Perhaps most impactful, developers won’t need to petition for approval of new varieties of an existing biotech crop. For example, if crop variety A had a certain set of genes tweaked — and the exact same transformation was performed again on variety B — the petitioner would historically have to ask for approval yet again. It’s already been vetted, why add an unnecessary layer of bureaucracy?

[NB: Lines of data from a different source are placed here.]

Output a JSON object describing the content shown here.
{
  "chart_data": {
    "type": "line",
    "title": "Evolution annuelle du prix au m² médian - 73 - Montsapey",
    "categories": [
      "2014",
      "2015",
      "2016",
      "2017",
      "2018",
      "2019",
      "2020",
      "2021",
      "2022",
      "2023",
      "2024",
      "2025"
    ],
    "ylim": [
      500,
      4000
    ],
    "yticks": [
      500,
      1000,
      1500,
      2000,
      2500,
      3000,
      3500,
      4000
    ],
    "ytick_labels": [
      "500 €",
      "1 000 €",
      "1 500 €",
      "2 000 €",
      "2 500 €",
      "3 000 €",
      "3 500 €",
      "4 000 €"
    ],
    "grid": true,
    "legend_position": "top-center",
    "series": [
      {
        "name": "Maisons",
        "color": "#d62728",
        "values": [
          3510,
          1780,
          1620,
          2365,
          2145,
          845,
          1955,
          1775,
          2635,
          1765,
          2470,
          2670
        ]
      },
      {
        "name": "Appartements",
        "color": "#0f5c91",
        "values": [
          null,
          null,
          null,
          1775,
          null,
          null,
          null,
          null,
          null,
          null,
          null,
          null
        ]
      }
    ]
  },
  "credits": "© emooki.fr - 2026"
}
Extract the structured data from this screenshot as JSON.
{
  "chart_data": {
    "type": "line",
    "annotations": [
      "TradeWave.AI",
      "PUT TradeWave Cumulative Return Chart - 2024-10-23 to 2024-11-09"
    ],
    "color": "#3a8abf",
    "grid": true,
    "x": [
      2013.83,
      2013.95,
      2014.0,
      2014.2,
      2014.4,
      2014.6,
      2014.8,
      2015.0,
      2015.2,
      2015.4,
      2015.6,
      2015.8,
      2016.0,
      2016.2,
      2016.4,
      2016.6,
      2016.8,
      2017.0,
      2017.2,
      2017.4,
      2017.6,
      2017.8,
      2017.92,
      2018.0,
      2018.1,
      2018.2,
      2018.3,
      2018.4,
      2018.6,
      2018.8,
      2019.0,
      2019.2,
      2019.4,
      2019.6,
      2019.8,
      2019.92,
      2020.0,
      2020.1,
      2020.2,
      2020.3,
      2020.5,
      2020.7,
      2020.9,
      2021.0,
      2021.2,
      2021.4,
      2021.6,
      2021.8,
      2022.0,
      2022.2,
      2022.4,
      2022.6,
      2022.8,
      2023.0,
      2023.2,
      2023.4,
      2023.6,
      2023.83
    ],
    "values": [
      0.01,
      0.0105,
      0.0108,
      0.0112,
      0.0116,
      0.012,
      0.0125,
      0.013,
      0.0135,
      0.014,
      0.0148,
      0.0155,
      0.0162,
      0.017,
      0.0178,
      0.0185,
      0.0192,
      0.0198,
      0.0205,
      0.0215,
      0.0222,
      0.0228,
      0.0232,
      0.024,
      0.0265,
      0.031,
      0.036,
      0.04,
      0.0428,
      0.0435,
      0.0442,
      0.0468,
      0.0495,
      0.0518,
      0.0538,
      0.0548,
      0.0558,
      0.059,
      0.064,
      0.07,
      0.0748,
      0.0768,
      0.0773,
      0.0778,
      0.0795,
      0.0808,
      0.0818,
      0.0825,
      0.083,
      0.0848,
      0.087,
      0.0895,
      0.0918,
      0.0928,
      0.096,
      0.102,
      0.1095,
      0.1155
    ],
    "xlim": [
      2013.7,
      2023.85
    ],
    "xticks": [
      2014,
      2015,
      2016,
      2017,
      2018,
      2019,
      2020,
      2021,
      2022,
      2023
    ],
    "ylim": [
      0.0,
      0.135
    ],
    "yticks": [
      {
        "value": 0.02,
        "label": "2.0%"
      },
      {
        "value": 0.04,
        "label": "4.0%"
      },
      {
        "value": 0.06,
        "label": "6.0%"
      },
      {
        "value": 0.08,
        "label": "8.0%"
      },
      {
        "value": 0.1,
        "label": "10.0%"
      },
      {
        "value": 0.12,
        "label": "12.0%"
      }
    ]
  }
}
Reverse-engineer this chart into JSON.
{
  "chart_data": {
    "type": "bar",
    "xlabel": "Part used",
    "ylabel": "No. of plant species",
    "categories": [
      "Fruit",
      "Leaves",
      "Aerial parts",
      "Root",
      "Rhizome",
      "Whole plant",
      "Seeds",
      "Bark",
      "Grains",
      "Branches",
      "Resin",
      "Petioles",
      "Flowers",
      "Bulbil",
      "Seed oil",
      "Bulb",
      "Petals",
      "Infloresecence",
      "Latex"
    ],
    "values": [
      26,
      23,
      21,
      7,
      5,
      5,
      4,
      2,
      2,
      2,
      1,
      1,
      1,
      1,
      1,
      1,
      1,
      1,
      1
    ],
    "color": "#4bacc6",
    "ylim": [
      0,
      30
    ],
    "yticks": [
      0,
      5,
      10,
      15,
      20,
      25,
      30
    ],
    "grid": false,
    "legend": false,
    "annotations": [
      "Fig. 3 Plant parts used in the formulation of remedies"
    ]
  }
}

While SECURE has been welcomed in the scientific community, some scientists don’t think it goes far enough. Moving genes between closely related (but sexually incompatible) species like peppers and tomatoes would still require the full regulatory treatment, delaying critical industry innovations. There’s also the issue of more distant GMO-inspired splicing. Consider Citrus Greening, a bacterial disease decimating the citrus industry in Florida. A spinach gene spliced into citrus renders it immune, and could single-handedly save the industry. But as SECURE is written, this blockbuster innovation regrettably stays in regulatory limbo — a victim of its mixed pedigree.

We constantly hear about how the U.S. risks losing its competitive edge. For decades, biotech crops have been the victim of insufferable regulatory requirements. SECURE is a welcome inflection point. Fortunately, parties can now ask APHIS to expand the scope of exemptions. This effectively breathes life into an otherwise static document. It reduces regulatory costs and shortens developmental windows for new innovations. Hopefully it will energize smaller companies and public entities who ordinarily couldn’t bear the daunting burden of regulation. While imperfect, we now at least have a more rational, data-driven and dynamic platform to expedite and mainstream biotech’s fourth generation and beyond.

 

Tim Durham’s family operates Deer Run Farm — a truck (vegetable) farm on Long Island, New York. As a columnist and agvocate, he counters heated rhetoric with sensible facts. Tim has a degree in plant medicine and is an Associate Professor at Ferrum College in Virginia.